A quiet retirement, interrupted
J. André Lavoie thought the big decisions were behind him. The former senior propulsion engineer left SpaceX more than a decade ago and settled in Pontebba, a small town in the mountains of northern Italy, a long way from the launch pads where he once worked.
Then his old company went public, and the quiet got complicated. At 63, Lavoie holds more than 200,000 SpaceX shares on a split-adjusted basis. At the $135 price the company set for its June 12 debut, that stake is worth roughly $28 million.
A stock that will not sit still
For Lavoie, the windfall has been less a single moment than a moving target.

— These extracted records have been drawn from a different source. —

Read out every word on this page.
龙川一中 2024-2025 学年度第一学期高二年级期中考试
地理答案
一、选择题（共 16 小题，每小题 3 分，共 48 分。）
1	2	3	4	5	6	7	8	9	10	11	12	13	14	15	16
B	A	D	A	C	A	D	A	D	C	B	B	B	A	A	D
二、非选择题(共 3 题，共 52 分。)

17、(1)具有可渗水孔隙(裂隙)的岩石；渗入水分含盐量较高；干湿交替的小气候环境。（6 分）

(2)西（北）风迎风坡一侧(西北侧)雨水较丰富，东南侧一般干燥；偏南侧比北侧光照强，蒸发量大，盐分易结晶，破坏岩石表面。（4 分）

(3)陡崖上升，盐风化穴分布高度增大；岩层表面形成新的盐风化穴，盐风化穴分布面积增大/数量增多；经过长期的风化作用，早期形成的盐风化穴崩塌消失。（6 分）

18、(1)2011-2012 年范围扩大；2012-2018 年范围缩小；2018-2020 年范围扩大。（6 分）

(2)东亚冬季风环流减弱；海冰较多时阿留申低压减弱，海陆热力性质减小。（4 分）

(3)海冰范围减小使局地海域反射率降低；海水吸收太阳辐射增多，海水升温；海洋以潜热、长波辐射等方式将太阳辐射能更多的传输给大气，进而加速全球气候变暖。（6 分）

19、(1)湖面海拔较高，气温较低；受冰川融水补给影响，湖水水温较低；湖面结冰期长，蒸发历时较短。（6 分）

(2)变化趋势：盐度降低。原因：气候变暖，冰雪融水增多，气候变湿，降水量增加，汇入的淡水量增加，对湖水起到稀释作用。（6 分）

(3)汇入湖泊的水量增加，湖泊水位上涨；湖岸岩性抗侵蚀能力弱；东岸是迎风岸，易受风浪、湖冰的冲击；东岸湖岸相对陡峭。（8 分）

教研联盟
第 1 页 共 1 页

He has said the shares climbed so fast that they kept upending his retirement planning, describing stock that was “going up so radically it keeps messing up my life plans.”
It is an unusual complaint, and it captures something real about early SpaceX equity. Employees who joined when the company was still a gamble, then simply held on, watched modest option grants compound into life-changing sums over many years. Lavoie left the company long before the payday and still ended up among its biggest individual winners.
The hotel and the village
He has not let the money sit idle. Lavoie bought a historic hotel in northern Italy and used the early portions of his liquidity to fund extensive renovations.
His more ambitious project is the village itself. Lavoie has begun planning community-scale philanthropy aimed at moving Pontebba away from wood-burning heating toward cleaner geothermal and electric systems. In practical terms, a rocket engineer’s stock options are being turned into modern heat for an Alpine town that has relied on burning wood for generations.
Part of a much larger group
Lavoie is one of roughly 4,400 SpaceX workers who became millionaires when the company listed, a group that runs from executives to welders to ship crews. What separates the early engineers is time. The longer the hold, the greater the compounding, and Lavoie held for well over a decade after walking away from the job.
A note of caution
The $28 million figure is an estimate based on the offering price, not a bank balance. Newly public companies typically bar insiders from selling for a period after the debut, and the value of a concentrated stock position can swing sharply once trading is underway. Like the stock itself, Lavoie’s plans may keep shifting.
From rockets to radiators
There is a tidy symmetry to where he has landed. The man who once helped push rockets off the ground is now busy with a smaller and slower kind of engineering: rewiring a mountain town, one renovation and one heating system at a time. The stock that keeps messing up his plans is, it turns out, also funding them.